A Quick Derivation of Entropy-Invariant Softmax

By 苏剑林 | April 11, 2022

In the article "From Entropy Invariance to the Scale Operation in Attention", we derived a version of the attention mechanism with entropy-invariant properties:

\begin{equation}Attention(Q,K,V) = softmax\left(\frac{\kappa \log n}{d}QK^{\top}\right)V\label{eq:a}\end{equation}

It can be observed that this is mainly achieved by introducing a length-related scaling factor $\log n$ into the Softmax. The original derivation was quite cumbersome and relied on several assumptions, which were not conducive to an intuitive understanding. This article provides a relatively concise and rapid derivation as a supplement.

Derivation Process

We can set aside the background of the attention mechanism and directly assume $s_1, s_2, \dots, s_n \in \mathbb{R}$, defining:

$$p_i = \frac{e^{\lambda s_i}}{\sum_{i=1}^n e^{\lambda s_i}}$$

Obviously, this is the result of applying Softmax to $s_1, s_2, \dots, s_n$ after multiplying them by a scaling factor $\lambda$. Now let us calculate its entropy:

\begin{equation}\begin{aligned}H =&\, -\sum_{i=1}^n p_i \log p_i = \log\sum_{i=1}^n e^{\lambda s_i} - \lambda\sum_{i=1}^n p_i s_i \\ =&\, \log n + \log\frac{1}{n}\sum_{i=1}^n e^{\lambda s_i} - \lambda\sum_{i=1}^n p_i s_i \end{aligned}\end{equation}

The term inside the first $\log$ is "exponentiate then average." we use "average then exponentiate" (mean-field) to approximate it:

\begin{equation} \log\frac{1}{n}\sum_{i=1}^n e^{\lambda s_i}\approx \log\exp\left(\frac{1}{n}\sum_{i=1}^n \lambda s_i\right) = \lambda \bar{s} \end{equation}

Furthermore, we know that Softmax tends to focus on the $\max$ element (refer to "Discussion on Function Smoothing: Differentiable Approximation of Non-differentiable Functions"), so we have the approximation:

\begin{equation}\lambda\sum_{i=1}^n p_i s_i \approx \lambda s_{\max}\end{equation}

Therefore:

\begin{equation}H\approx \log n - \lambda(s_{\max} - \bar{s})\end{equation}

The so-called entropy invariance is the desire to eliminate the influence of the length $n$ as much as possible.
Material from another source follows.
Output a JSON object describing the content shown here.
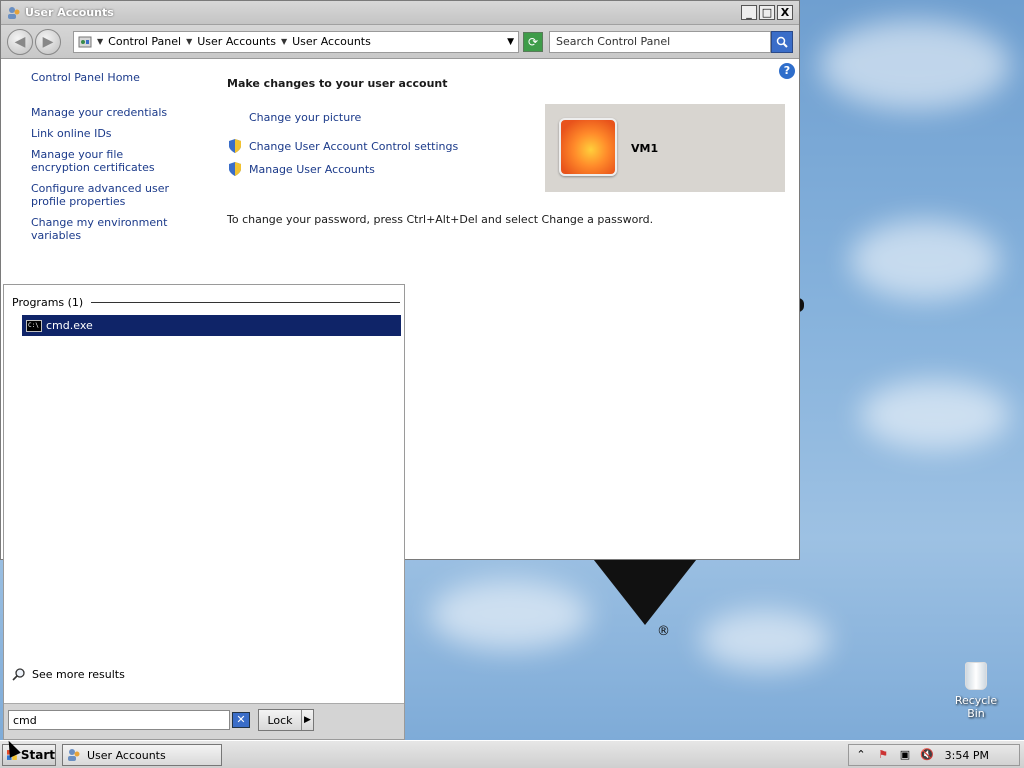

Thus, according to the above equation, we need $\lambda \propto \log n$. If we place this back into the context of the attention mechanism, the form of $s$ is such that $\langle \boldsymbol{q}, \boldsymbol{k}\rangle \propto d$ (where $d$ is the vector dimension), so we need $\lambda \propto \frac{1}{d}$. Combining these, we get:

\begin{equation}\lambda\propto \frac{\log n}{d}\end{equation}

This is the result shown in Equation $\eqref{eq:a}$ at the beginning of the article.

Article Summary

A simple and clear derivation has been formulated for the previously proposed "Entropy-Invariant Softmax."